Il Consiglio dello Chef (Come esaltarlo)
Un vino di questa portata richiede una cucina che sappia valorizzarne la complessità:
La tavola dei grandi arrosti: È il compagno perfetto per carni rosse importanti, come una fiorentina alla brace, un arrosto di vitello o agnello al forno.
La cucina del bosco: Si sposa divinamente con la selvaggina (cinghiale o capriolo) e con piatti a base di funghi porcini, esaltandone la nota terrosa.
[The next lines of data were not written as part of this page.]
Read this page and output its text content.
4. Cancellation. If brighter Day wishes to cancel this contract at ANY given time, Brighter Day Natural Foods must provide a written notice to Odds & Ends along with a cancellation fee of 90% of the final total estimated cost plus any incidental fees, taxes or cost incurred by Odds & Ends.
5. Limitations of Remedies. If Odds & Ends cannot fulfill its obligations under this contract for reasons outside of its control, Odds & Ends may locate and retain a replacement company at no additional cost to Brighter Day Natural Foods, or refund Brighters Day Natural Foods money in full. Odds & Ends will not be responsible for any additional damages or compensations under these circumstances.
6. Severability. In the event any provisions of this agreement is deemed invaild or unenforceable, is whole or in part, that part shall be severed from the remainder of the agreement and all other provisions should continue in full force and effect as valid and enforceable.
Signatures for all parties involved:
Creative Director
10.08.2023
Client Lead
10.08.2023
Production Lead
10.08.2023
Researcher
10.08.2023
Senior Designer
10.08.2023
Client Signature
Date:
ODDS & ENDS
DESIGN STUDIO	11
L’idea dello Chef: Servilo accanto a un tagliere di formaggi stagionati oltre i 24 mesi: la sua struttura tannica bilancerà perfettamente la grassezza e il carattere del formaggio.
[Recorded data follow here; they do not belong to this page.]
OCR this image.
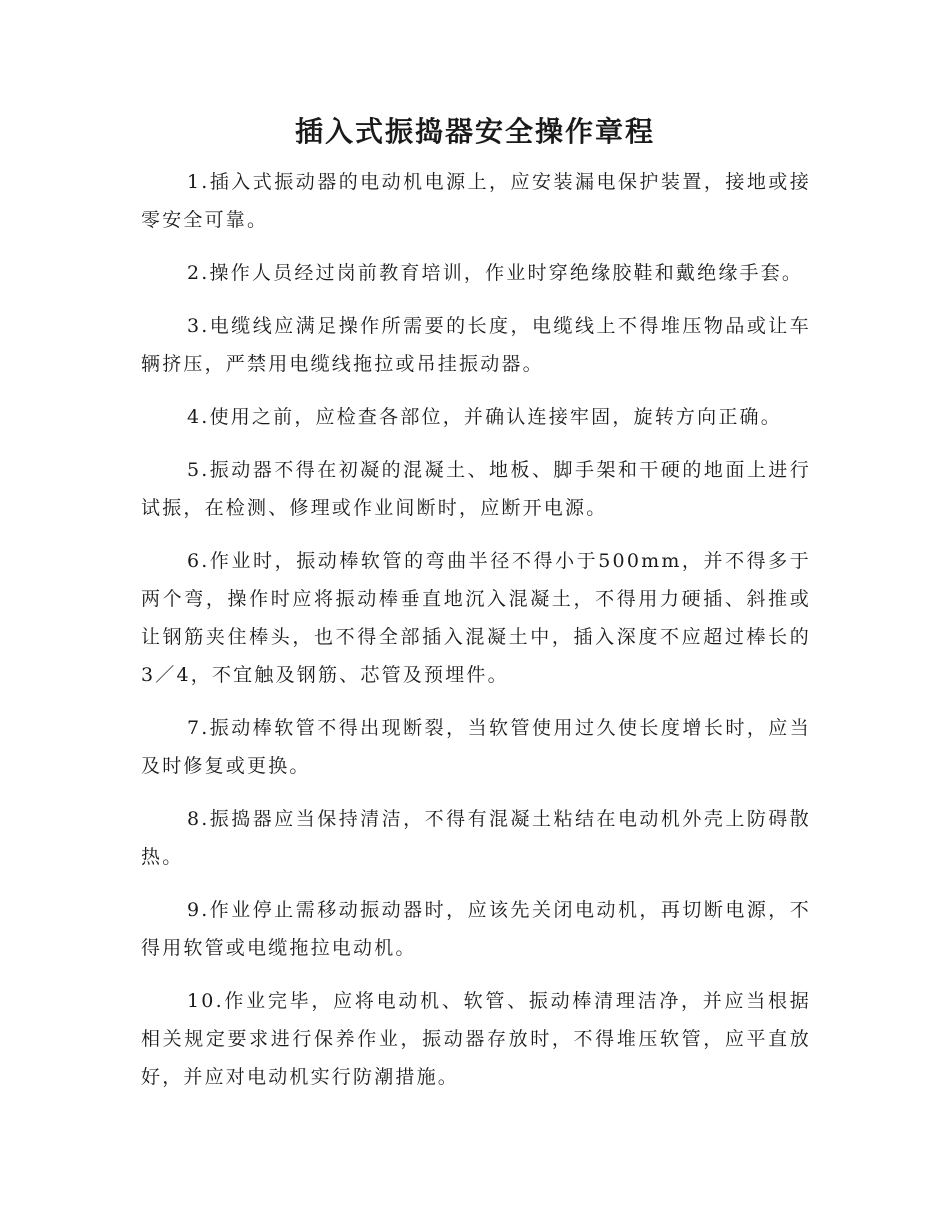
插入式振捣器安全操作章程

1.插入式振动器的电动机电源上，应安装漏电保护装置，接地或接零安全可靠。

2.操作人员经过岗前教育培训，作业时穿绝缘胶鞋和戴绝缘手套。

3.电缆线应满足操作所需要的长度，电缆线上不得堆压物品或让车辆挤压，严禁用电缆线拖拉或吊挂振动器。

4.使用之前，应检查各部位，并确认连接牢固，旋转方向正确。

5.振动器不得在初凝的混凝土、地板、脚手架和干硬的地面上进行试振，在检测、修理或作业间断时，应断开电源。

6.作业时，振动棒软管的弯曲半径不得小于500mm，并不得多于两个弯，操作时应将振动棒垂直地沉入混凝土，不得用力硬插、斜推或让钢筋夹住棒头，也不得全部插入混凝土中，插入深度不应超过棒长的3／4，不宜触及钢筋、芯管及预埋件。

7.振动棒软管不得出现断裂，当软管使用过久使长度增长时，应当及时修复或更换。

8.振捣器应当保持清洁，不得有混凝土粘结在电动机外壳上防碍散热。

9.作业停止需移动振动器时，应该先关闭电动机，再切断电源，不得用软管或电缆拖拉电动机。

10.作业完毕，应将电动机、软管、振动棒清理洁净，并应当根据相关规定要求进行保养作业，振动器存放时，不得堆压软管，应平直放好，并应对电动机实行防潮措施。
Temperatura: Servilo a 18°C e lascialo ossigenare nel decanter per almeno 30 minuti prima di degustarlo: vedrai come il suo bouquet si spalancherà rivelando ogni sua sfumatura.
L’Abbinamento Consigliato
Abbinalo a un brasato al vino rosso o a una tagliata di manzo con scaglie di tartufo. Se cerchi un abbinamento più informale, è eccellente con un salume di maiale nero dei Nebrodi.
Le FAQ del Gusto (Domande Frequenti)
È un vino da invecchiamento? Certamente. Grazie alla selezione delle uve e al lungo affinamento in barrique, “Di’ More” ha una struttura che gli permette di evolvere magnificamente nel tempo. È un vino che ti regalerà soddisfazioni anche tra qualche anno.
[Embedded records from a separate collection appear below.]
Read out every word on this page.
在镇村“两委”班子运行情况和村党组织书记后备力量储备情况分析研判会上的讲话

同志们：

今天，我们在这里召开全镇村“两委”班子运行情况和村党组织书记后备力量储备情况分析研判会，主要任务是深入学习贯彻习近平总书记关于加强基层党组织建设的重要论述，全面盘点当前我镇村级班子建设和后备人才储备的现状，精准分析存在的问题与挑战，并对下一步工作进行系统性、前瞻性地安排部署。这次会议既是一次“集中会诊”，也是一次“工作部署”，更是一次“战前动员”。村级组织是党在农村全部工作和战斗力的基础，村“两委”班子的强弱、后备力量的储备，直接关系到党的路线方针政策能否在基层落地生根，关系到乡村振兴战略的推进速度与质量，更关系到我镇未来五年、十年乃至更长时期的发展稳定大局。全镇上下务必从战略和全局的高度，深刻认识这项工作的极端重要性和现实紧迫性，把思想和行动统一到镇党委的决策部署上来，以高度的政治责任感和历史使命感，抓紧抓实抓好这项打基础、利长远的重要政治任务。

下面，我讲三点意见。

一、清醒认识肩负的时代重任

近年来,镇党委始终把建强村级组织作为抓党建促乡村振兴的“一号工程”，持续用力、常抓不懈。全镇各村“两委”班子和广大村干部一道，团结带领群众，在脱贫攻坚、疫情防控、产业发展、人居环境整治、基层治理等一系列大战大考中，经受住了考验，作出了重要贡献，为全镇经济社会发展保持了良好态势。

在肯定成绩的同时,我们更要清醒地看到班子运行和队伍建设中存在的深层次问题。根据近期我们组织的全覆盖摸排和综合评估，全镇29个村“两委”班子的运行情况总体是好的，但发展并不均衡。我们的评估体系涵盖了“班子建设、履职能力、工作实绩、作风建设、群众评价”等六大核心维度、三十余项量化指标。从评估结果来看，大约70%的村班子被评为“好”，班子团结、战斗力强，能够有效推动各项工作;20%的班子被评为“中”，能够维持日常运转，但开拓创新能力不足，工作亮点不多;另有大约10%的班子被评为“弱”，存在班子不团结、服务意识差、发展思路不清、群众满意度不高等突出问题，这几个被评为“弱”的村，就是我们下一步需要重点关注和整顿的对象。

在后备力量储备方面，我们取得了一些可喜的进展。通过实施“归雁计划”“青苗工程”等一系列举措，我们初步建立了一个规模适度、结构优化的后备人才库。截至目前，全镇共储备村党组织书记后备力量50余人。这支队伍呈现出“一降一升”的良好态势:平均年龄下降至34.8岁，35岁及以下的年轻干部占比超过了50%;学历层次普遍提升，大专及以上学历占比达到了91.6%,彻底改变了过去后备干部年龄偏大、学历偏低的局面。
Perché “Di’ More”? Il nome evoca la ricchezza dei frutti di bosco neri (more) che caratterizzano questo blend e la voglia di “dire di più” attraverso il vino, offrendo un’esperienza che va oltre la semplice bevuta.
Va decantato? Sì, è fortemente consigliato. Essendo un vino che ha passato quasi un anno e mezzo in barrique, ha bisogno di ossigeno per liberare tutti i suoi profumi terziari (vaniglia, spezie, cuoio) che si sono accumulati nel tempo.